The only feedback I would give to the Sprng Team is that....

for all the documentation, and videos, and guides - which are great, but there is a lot of it, and because of that it's hard to keep everyhing connected, as things change

... I think the approach should be quite different.

There should be a donwloadable example package, which has ALL the default beans are exposed explicitly (including all the Redis Beans), with a few notes e.g. on if this Bean is turned on, turn this Bean off, and here are the Config options - only **ONE comprehensive example** is needed, for each (e.g. Resource, BFF, Gateway, Auth, Reverse Proxy) - at least definitely for the Auth and Resource Servers, and BFF, that can be periodically updated as Bean definitions change

This would GREATLY help with the developer experience, and would configuration time, from 5+ weeks to literally 2 days - as a developer I would see all the beans and configurations, and then adjust accordingly, referring to a single catalogue that explained what each Bean did, and the configuration options.

It would probably take a day or two (maybe three) from Spring (I'm guessing.....), from an expert who has lots of experience withe framework,

It's effectively how my code looks like now (except I've had to hunt around several docs, and articles, guides, and videos over several weeks to do it - and have hit a lot of bugs along the way)

I'm also not fully sure if I've missed out on anything.
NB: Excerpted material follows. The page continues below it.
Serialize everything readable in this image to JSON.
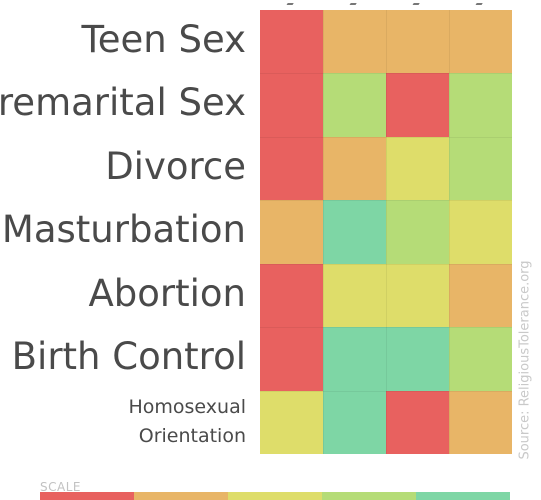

And some guides are quite old (e.g. (https://spring.io/guides/tutorials/spring-security-and-angular-js#_the_resource_server_angular_js_and_spring_security_part_iii) - so I've had to restart from scratch a few too many times.

...which is what has made the experience soooo challenging.

Anyway, I'm guessing that may not happen soon, so I'm pesisting with trying to complete my Auth Server, and then to try and provide Redis Session support for anything stored In Memory (sessions, registered client repositories, token repositories, etc), Then I have to move back to my BFF server and try and debug what looks like a Redis serialisation issue...

I appreciate the responses from the Spring Team.